La musica è nata dalla lettura della sceneggiatura. In base a quella abbiamo creato dei temi musicali, delle bozze che il regista ha sentito e sulla base delle quali si è sentito di coinvolgerci. Da lì è partito un lavoro molto approfondito di ricerca: tutto ciò che si vede nel film è la punta dell’iceberg della sperimentazione musicale che c'è stata dietro, è stato un vero e proprio pensare e ripensare le musiche. La natura scelta è la stessa del film, cioè una certa idea di imparzialità, di non giudizio. Non c’è un giudizio nel film, non ce l’abbiamo noi, non ce l’ha il regista. Sulla mia pelle non è un film contro le guardie o contro qualcosa in particolare. È il solo racconto dei fatti a generare una reazione nello spettatore. A livello di ricerca musicale, l'aspetto difficile è stato anche questo: il non andare a sottolineare o enfatizzare i contenuti e i temi trattati.

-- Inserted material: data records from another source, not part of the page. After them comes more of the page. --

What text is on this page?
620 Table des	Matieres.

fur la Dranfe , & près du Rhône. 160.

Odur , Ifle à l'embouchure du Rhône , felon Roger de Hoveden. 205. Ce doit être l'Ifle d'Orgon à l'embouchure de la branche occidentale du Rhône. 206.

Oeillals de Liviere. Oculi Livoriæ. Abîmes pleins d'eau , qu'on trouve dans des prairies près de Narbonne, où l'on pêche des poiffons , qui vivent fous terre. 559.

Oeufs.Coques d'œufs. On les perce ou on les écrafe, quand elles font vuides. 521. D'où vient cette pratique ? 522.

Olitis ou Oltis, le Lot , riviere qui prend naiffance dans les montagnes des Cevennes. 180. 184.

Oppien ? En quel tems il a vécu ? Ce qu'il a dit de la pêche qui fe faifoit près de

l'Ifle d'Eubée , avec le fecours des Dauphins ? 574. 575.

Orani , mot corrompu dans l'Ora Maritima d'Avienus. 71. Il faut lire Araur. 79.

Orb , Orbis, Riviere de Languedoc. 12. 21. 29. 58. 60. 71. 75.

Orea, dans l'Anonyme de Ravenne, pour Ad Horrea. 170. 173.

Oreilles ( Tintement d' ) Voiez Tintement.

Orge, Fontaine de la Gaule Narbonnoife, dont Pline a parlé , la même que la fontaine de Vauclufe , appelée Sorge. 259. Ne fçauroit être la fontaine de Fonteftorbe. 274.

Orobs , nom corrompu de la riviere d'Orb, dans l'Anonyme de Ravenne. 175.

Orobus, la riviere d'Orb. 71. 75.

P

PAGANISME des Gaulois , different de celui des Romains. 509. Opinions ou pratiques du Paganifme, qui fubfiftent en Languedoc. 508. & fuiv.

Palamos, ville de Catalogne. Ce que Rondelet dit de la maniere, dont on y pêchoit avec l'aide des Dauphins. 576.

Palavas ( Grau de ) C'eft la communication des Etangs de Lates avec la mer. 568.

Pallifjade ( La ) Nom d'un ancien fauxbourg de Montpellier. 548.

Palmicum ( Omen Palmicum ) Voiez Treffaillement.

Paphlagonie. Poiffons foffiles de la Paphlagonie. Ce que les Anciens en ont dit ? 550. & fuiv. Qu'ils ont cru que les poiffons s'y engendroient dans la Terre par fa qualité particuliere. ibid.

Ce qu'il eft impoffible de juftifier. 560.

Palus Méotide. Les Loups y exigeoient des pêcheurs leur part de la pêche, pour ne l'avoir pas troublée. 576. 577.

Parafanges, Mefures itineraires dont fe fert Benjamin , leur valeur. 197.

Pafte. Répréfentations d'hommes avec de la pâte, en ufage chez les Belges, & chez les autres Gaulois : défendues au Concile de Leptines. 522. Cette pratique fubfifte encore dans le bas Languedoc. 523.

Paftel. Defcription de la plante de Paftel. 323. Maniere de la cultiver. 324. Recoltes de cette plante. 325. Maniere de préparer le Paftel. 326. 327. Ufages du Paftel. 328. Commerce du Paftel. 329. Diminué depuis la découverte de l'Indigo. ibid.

È stata un po’ la chiave dell’asciuttezza, che si è tradotta anche nell'uso di strumenti più classici come il pianoforte, in maniera molto limpida. Ad esclusione di qualche passaggio, nel film non sono presenti grandi effetti. Tendenzialmente, è una colonna sonora minimale.

Delle dodici tracce, "Running rave", con cui avete scelto di accompagnare l'allenamento di Stefano, è l'unica che si distanzia dalle altre a livello di genere, poco più di mezzo minuto di trance techno. Rispetto alla ricerca scaturita dalla lettura della sceneggiatura che avete menzionato, prima di comporre avete avuto modo di indagare anche gli ascolti e le preferenze musicali di Stefano?
Rispetto a questo è stato dato un taglio molto personale: immaginavamo che Stefano facendo una corsa necessitasse di qualcosa di ritmico e abbiamo dato noi quell’interpretazione, insieme al regista. È una chiave che è stata cercata insieme.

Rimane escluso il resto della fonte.